Lieutenant-Colonel Agris Ozoliņš, Latvia’s Defence, Military, Naval and Air Attaché in Canada, was seeking a way to celebrate those connections and say thank you to Canadians for their support past and present. Canada Army Run (CAR), he realized, would be the perfect venue.

A team of five Latvian soldiers will be in Ottawa to participate in this year’s event and, in the following interview, LCol Ozoliņš shares the message they wish to impart, discusses what we have in common (a national obsession with hockey being just one thing), and explains why Latvians are so grateful to Canada.

How did you arrive at the idea of having Latvian troops participate in CAR?

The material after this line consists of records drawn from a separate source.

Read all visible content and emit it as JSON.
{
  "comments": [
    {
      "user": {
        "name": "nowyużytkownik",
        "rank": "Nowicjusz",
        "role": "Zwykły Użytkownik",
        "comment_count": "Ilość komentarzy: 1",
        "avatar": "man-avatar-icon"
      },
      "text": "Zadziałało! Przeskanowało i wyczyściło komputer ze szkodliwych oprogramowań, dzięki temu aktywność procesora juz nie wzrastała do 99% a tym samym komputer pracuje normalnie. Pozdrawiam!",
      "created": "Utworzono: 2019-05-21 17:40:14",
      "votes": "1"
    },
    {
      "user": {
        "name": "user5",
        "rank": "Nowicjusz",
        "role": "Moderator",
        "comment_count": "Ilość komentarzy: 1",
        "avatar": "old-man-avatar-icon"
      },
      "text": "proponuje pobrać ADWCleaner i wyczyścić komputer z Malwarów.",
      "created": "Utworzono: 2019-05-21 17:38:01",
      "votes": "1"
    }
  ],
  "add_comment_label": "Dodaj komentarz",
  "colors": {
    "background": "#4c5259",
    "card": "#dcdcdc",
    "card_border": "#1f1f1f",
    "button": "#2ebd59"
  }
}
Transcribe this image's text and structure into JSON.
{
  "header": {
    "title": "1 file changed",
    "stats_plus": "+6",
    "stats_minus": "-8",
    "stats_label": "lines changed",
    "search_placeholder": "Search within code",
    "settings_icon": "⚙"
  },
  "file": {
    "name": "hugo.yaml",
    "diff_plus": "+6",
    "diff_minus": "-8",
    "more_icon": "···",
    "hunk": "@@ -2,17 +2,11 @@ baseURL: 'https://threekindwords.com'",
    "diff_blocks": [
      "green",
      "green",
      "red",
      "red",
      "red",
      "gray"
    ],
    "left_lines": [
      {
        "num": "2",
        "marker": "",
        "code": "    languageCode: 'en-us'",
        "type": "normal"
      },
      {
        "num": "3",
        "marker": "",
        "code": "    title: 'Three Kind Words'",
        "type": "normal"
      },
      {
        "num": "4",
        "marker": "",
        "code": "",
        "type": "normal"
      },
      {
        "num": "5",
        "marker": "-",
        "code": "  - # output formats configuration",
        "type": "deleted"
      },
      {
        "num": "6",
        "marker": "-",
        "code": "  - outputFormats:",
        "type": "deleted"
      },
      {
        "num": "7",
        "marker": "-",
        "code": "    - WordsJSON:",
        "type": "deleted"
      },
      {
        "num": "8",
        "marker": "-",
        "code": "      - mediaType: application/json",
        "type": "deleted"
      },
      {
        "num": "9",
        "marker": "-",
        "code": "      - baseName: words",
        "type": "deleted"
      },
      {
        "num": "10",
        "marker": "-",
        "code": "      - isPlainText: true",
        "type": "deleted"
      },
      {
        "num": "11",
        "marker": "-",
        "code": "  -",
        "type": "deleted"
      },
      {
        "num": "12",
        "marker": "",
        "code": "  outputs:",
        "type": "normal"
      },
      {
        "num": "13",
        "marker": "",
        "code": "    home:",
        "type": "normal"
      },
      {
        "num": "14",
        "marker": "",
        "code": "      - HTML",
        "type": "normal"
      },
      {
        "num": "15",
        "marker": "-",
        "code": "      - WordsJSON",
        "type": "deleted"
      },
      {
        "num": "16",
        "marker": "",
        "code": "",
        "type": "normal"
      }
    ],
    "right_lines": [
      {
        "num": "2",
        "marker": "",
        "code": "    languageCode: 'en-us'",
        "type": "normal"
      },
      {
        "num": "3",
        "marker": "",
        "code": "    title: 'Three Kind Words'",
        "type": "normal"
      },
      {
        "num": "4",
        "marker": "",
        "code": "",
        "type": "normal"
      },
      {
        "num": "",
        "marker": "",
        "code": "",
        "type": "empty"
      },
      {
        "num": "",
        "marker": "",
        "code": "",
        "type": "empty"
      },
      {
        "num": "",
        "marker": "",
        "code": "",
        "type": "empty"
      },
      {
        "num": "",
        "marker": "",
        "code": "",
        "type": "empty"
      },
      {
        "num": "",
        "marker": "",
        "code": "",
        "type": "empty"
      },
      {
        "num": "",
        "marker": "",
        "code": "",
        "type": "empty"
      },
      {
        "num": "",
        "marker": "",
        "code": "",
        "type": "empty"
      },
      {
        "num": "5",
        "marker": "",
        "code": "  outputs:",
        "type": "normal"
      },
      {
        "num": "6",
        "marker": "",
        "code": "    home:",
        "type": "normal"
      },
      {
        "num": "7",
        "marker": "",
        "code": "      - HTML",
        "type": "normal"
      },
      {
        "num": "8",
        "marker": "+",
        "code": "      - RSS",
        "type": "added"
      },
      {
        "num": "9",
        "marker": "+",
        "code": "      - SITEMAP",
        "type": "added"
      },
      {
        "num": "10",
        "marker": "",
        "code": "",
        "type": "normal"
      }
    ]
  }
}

I had an idea that it might be something where we can be together, shoulder to shoulder, as Canadian troops are shoulder to shoulder with us in Latvia. And it’s also an opportunity to say thank you to Canadian citizens who support that. I met with the families of troops in Edmonton who were heading to Latvia. It was a touching moment, like always when troops leave for deployment, and I saw a lot of support from the families. And this is the best way to say thank you because my soldiers cannot address each Canadian separately. And of course it’s also an appreciation of the military - what Canada does for European security – and not only the Baltics. There are tens of thousands of people running and we will run together and talk about Latvia and our partnership and say thank you to as many people as possible.

Who are the runners representing Latvia?

We picked runners from different branches and services. The lead officer is a captain who works in public affairs at the Ministry of Defence. We have runners from the Army, our Military Police, our National Guard, and also a runner from our cadet corps, which is called Jaunsardze in Latvia. One female, four male soldiers, which roughly represents the proportion of females in the Latvian military. This time we put out a call for the best people available. The initial thinking for future Army Runs is a competition. Once a year we have championships in different sports – like a sports festival where we come together and compete. Those with the best results will be approached to come.

What are some of the most popular sports among Latvians?

Ice hockey is definitely Number 1 in Latvia same as Canada. It unites us. Mountain biking competitions are very popular. Basketball is quite popular as well. Then soccer. Beach volleyball is very popular, even though we are very far away from Brazil. We’ve done very well in a couple of Olympic Games.

You’ll be visiting the Canadian War Museum as well. What do you expect from that?

One is an educational thing. Each country looks on history from its own perspective. It’s always interesting to learn something new – that the world is bigger and there are events which influence the future, even if we don’t have complete knowledge of them. The other is we want to honour the people who sacrifice their lives. Soldiers are soldiers. They do their job to the best of their ability and sometimes make the ultimate sacrifice.

What else unites Latvia and Canada?

We feel very close with Canada. I don’t know if that’s just the ice hockey or that a lot of Latvians found a home in Canada. One of our former presidents, Vaira Vike-Freiberga [the first woman to lead a post-communist nation in Eastern Europe], came to Canada as a child at the end of World War Two with her parents. She grew up in Canada and came back to Latvia and became president. Also, Canada was amazing when we started to build our army. Canada was the first country that supported Latvia joining NATO in March 2003. I remember that time. We were getting support when it was needed the most. And now we’re in harder times with the annexation of Crimea and what’s happened in Eastern Ukraine. Canada’s support is still very much appreciated.